Wake County’s Unsheltered Facility Study points to the bottlenecks. Single adults make up the bulk of chronic homelessness locally, and single adults experiencing chronic homelessness are five times more likely to be unsheltered. The study also says three out of four unaccompanied youth ages 18 to 24 are unsheltered. Families with minor children may wait 29 to 66 days to reach emergency shelter, then spend 70 to 156 days there once admitted.

Raleigh has moved money into the response, but the gap remains stark. In May 2024, city leaders approved a $5 million pilot program modeled after Houston’s approach, with $3 million for rent assistance and moving people out of camps and $2 million to repair and expand affordable housing options. The city expected the effort to help about 40 people move into permanent housing, even as reporting found 48 homeless camps on city park land and 21 more on land such as the beltline at Capitol Boulevard.

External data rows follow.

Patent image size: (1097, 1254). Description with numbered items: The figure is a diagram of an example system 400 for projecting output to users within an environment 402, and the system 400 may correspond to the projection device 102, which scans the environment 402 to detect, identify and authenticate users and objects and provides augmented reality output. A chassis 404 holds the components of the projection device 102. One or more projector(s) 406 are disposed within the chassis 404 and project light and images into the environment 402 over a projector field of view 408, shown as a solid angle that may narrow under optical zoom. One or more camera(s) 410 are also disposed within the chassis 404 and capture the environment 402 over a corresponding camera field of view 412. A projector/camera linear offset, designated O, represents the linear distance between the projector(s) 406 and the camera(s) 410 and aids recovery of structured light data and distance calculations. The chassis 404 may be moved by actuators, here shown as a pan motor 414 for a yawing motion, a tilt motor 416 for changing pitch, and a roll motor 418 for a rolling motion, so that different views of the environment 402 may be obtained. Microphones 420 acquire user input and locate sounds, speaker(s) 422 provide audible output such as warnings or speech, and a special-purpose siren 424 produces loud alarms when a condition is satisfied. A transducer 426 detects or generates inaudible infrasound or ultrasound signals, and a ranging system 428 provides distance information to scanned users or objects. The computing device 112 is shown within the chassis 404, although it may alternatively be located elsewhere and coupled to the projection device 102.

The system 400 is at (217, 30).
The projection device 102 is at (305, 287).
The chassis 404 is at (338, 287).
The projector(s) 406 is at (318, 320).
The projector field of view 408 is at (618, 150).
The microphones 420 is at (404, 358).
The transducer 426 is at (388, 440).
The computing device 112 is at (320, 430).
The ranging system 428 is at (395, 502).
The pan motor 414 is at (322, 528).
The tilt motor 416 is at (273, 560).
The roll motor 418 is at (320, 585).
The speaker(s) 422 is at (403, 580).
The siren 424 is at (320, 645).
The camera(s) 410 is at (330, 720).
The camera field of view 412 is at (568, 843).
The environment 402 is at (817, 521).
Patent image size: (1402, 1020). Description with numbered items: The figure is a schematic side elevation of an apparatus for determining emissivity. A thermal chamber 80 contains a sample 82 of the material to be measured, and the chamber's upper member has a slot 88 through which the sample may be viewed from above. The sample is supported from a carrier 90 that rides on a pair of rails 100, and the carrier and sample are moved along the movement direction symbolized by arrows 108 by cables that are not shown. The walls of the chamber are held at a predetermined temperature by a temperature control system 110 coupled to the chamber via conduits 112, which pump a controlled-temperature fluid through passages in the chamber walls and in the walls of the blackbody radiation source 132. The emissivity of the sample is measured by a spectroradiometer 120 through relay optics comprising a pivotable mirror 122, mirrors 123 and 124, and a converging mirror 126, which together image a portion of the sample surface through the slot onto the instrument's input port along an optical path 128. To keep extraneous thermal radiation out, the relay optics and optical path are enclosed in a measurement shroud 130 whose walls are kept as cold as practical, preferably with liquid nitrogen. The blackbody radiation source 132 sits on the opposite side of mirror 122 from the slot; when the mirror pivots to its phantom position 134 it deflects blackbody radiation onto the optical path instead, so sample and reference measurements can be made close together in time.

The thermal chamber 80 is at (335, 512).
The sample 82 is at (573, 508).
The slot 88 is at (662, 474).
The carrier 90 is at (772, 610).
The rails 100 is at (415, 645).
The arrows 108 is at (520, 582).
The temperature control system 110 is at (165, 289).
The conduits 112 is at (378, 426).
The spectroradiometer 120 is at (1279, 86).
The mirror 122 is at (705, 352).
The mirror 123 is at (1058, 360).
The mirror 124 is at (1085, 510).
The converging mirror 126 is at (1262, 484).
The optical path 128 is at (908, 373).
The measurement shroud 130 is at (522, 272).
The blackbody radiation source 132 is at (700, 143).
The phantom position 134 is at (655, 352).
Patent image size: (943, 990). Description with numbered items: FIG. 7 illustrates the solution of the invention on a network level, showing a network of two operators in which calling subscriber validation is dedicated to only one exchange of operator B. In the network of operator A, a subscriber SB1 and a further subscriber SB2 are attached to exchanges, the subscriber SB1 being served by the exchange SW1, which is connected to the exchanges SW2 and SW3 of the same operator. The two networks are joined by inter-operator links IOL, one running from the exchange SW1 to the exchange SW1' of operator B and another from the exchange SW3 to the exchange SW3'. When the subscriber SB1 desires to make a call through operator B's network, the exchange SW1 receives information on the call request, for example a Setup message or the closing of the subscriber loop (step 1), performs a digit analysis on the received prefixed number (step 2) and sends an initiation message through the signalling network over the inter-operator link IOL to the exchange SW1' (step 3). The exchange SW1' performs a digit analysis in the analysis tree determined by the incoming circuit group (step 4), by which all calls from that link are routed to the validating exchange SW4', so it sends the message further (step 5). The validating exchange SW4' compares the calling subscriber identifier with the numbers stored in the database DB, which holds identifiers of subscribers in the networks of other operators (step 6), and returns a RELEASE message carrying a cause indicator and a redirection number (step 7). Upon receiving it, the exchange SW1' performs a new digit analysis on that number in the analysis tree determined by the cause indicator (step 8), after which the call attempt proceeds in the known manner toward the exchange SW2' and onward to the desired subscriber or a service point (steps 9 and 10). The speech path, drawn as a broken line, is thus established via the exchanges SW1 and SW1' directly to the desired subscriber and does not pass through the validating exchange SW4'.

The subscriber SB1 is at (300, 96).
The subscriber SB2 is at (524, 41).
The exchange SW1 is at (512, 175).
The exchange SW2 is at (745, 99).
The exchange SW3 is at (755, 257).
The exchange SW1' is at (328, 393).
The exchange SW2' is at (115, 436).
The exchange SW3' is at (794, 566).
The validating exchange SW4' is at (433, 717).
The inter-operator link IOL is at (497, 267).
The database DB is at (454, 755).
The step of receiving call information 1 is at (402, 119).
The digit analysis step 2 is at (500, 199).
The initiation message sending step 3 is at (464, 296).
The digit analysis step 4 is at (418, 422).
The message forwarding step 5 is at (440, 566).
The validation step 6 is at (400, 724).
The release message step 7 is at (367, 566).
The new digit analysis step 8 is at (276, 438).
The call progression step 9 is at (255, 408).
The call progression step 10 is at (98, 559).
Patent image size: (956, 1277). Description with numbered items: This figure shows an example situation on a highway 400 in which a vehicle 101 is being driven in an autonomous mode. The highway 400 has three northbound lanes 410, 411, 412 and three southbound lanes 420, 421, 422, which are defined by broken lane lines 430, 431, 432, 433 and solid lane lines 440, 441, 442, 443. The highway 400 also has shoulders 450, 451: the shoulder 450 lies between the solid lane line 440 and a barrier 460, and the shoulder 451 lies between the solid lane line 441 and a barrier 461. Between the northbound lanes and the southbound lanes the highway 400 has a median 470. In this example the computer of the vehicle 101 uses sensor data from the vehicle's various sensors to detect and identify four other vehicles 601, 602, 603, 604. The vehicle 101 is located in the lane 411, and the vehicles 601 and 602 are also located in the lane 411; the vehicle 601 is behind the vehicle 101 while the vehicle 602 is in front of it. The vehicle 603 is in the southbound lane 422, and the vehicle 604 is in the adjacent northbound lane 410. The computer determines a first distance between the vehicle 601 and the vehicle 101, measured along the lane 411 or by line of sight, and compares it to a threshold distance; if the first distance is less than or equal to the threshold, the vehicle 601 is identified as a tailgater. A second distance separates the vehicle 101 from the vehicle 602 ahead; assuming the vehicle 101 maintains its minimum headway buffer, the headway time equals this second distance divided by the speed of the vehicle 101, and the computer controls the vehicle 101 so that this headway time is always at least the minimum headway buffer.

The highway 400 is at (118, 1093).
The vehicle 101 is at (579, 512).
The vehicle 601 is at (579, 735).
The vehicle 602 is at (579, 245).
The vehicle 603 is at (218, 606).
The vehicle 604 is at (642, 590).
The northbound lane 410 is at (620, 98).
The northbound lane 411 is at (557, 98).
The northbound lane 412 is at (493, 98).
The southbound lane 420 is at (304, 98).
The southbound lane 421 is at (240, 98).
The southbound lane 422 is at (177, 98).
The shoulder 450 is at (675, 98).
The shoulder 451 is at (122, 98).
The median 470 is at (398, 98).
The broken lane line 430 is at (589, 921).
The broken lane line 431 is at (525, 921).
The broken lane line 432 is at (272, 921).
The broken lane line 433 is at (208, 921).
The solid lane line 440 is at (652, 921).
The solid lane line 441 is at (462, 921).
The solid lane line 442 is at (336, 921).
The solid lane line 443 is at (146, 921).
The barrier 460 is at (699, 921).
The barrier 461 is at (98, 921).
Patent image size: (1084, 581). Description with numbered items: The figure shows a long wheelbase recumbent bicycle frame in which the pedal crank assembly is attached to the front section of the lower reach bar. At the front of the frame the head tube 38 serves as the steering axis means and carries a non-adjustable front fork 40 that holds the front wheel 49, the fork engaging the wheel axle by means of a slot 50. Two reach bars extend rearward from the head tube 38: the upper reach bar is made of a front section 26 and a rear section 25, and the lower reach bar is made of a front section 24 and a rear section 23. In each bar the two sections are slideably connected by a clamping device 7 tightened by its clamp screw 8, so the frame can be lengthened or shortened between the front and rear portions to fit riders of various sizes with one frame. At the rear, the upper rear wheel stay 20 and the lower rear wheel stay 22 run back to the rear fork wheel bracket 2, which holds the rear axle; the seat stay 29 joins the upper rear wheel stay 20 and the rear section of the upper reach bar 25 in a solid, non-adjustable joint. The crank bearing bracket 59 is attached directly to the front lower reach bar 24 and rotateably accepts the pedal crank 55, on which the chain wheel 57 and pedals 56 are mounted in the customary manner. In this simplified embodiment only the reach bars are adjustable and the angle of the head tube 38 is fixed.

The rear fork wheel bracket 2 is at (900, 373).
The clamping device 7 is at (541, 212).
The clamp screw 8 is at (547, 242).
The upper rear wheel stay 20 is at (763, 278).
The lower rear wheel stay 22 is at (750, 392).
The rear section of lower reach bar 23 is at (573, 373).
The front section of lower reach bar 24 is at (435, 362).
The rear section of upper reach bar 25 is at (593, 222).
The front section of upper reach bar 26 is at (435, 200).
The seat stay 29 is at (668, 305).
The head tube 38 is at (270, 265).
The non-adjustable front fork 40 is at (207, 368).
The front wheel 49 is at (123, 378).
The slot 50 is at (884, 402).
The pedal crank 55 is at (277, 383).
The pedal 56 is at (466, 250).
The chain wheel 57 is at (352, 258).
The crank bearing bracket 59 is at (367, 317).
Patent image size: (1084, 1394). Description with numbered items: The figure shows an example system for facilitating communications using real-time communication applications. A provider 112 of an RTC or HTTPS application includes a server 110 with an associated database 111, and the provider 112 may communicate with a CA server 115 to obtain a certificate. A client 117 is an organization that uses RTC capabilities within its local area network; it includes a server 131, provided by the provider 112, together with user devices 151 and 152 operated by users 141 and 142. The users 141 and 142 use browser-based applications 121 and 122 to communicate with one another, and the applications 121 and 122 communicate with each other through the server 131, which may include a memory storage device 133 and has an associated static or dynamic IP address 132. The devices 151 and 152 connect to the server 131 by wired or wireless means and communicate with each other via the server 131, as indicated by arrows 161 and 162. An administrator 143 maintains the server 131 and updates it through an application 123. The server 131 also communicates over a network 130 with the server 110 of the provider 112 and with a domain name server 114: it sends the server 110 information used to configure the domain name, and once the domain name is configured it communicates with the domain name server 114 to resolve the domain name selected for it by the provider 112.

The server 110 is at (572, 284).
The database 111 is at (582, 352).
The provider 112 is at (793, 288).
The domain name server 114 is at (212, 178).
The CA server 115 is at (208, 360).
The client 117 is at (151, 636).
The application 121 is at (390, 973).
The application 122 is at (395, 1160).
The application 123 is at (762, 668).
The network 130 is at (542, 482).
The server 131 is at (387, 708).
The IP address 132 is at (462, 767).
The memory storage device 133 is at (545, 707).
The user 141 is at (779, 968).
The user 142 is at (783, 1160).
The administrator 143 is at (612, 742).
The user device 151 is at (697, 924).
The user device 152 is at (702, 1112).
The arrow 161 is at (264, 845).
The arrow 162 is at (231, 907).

The human toll is visible in places like the Raleigh-Garner border, where one encampment held about 30 tents and 40 people who had nowhere else to go. Tristin Taylor’s case shows how fragile that situation can be: The Cooper Foundation stepped in with a housing stability grant to cover her first month’s rent, security deposit and last month’s rent after she fell into homelessness following debilitating migraines and job loss. Raleigh’s 2026-2030 Affordable Housing Plan now describes the city as facing an urgent housing affordability and homelessness crisis, and Wake County’s goal of making homelessness rare, brief and one-time remains a long way from the street-level reality.